“I don’t know! I don’t know!” He smiled a crumpled sort of smile, and she could tell he really did not know. “In the first time, you can feel the flowers on their stem, the stem very strong and full of sap, no?—and the flower opening on top like a face that has the perfume of desire. And a woman might be like that.—But this passes, and the sun begins to shine very strong, very hot, no? Then everything inside a man changes, goes dark, no! And the flowers crumple up, and the breast of a man becomes like a steel mirror. And he is all darkness inside, coiling and uncoiling like a snake. All the flowers withered up on shrunk stems, no? And then women don’t exist for a man. They disappear like the flowers.”
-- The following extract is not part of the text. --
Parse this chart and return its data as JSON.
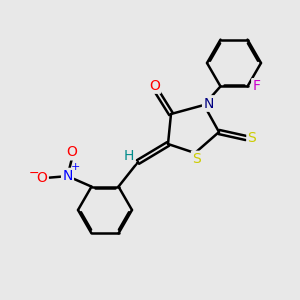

“And then what does he want?” said Kate.

“I don’t know. Perhaps he wants to be a very big man, and master all the people.”

“Then why doesn’t he?” said Kate.

He lifted his shoulders.

“And you,” he said to her. “You seem to me like that morning I told you about.”

“I am just forty years old,” she laughed shakily.

Again he lifted his shoulders.

“It doesn’t matter,” he said. “It is the same. Your body seems to me like the stem of the flower I told you about, and in your face it will always be morning, of the time of the rains.”

“Why do you say that to me?” she said, as an involuntary strange shudder shook her.